年金の基礎年金部分の増額 底上げに 厚生年金を流用?
政府が検討している「基礎年金の底上げのために厚生年金の積立金を活用する」政策案について、以下に詳細、各界の意見、問題点を整理し、私の見解を述べます。
政策案の概要
現行の年金制度では、物価や賃金の上昇に応じて年金給付額を調整する「マクロ経済スライド」が導入されています。しかし、厚生労働省の試算によれば、厚生年金は2026年度にもこの減額調整を終了できる一方、基礎年金は2057年度まで続く見込みです。
*マクロ経済スライドについて
現在、日本の年金制度には「マクロ経済スライド」という仕組みがあります。
これは、少子高齢化などで年金財政が厳しくなる中でも、年金制度を持続させるために導入されたものです。
具体的には、
本来、年金は「物価」や「賃金」が上がれば、それに合わせて増やす仕組み(※物価スライド)になっています。
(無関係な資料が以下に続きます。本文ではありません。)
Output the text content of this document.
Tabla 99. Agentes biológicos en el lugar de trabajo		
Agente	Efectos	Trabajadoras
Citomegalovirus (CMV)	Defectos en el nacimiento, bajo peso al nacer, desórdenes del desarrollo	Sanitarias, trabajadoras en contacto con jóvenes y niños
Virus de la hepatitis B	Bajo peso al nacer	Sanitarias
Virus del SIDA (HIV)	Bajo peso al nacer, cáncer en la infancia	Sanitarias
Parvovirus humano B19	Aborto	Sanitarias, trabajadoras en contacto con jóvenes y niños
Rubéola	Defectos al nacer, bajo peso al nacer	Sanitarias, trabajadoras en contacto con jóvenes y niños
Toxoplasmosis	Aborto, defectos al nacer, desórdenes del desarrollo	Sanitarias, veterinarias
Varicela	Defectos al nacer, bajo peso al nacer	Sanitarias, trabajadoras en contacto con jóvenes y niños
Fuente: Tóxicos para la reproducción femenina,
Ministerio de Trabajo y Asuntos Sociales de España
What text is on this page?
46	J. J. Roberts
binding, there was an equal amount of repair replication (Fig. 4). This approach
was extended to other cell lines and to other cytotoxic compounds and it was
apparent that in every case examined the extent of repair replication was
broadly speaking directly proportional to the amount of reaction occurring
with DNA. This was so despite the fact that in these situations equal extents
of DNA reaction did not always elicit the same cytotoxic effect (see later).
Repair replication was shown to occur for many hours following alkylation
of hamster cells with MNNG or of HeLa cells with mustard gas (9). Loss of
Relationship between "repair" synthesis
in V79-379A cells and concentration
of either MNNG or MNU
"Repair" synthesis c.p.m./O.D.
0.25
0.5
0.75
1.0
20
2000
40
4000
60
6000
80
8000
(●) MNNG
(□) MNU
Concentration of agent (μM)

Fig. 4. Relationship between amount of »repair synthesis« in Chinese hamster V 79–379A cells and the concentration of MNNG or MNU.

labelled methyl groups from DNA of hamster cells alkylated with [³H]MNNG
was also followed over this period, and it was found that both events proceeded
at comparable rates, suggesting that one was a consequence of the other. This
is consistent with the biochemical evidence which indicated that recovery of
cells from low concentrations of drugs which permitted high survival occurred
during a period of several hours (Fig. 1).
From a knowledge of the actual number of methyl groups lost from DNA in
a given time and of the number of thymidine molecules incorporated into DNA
しかし、マクロ経済スライドが発動すると、その増え方を少しだけ抑えて調整します。
つまり、年金額は増えるけれど、物価や賃金の上昇ほどには増えない、という仕組みです。
これにより、年金財政への負担をゆるやかにし、制度を長持ちさせることが目的です。
ここで問題になるのが、**このマクロ経済スライドの「終了時期」**です。
厚生年金(会社員や公務員などが加入):2026年度ごろには、スライドによる調整が終わる見込みです。つまり、その後は物価や賃金の上昇にしっかり連動して年金が増えるようになる。
基礎年金(すべての人が対象になる最低限の年金):スライドの調整が2057年度まで続くと試算されています。つまり、30年以上も年金の増え方が抑えられたままです。
なぜこの差が生まれるのか?
それは、財源の違いと加入者の構成にあります。
厚生年金は「現役世代の保険料」+「事業主の負担」+「積立金」で成り立っており、財政的に余裕がある。
一方、基礎年金は、主に国の税金や保険料で賄われていて、保険料の上限も低く、財源が限られています。
そのため、基礎年金のほうが「年金抑制期間」が長く続いてしまう、というわけです。
この格差を是正するため、厚生年金の積立金を活用して基礎年金の減額期間を短縮し、双方ともに2036年度に減額調整を終了させる案が検討されています。
各界の意見と問題点
労使双方からの批判:厚生年金の積立金を基礎年金に充てることにより、厚生年金加入者の受給額が一時的に減少する可能性があります。これに対し、労使双方から「厚生年金の財源を基礎年金に流用するのは不適切」との批判が出ています。
政治的な懸念:与党内からも「この流用法案を提出すれば参院選で惨敗する」との声が上がっており、政治的なリスクが指摘されています。
政府の対応:これらの批判を受け、政府は基礎年金底上げ案の修正を検討し、厚生年金の受給総額が減少しないような措置を設ける方向で調整しています。
私の意見
年金制度の持続可能性を高めるための改革は必要不可欠です。しかし、特定の世代や職業に過度な負担を強いることなく、公平性と透明性を確保することが重要です。厚生年金の積立金を基礎年金に活用する案は、短期的には厚生年金加入者の受給額減少というデメリットがありますが、長期的には基礎年金の安定化に寄与する可能性があります。そのため、政府は関係者との丁寧な対話を重ね、全体のバランスを考慮した上で、最適な解決策を模索すべきです。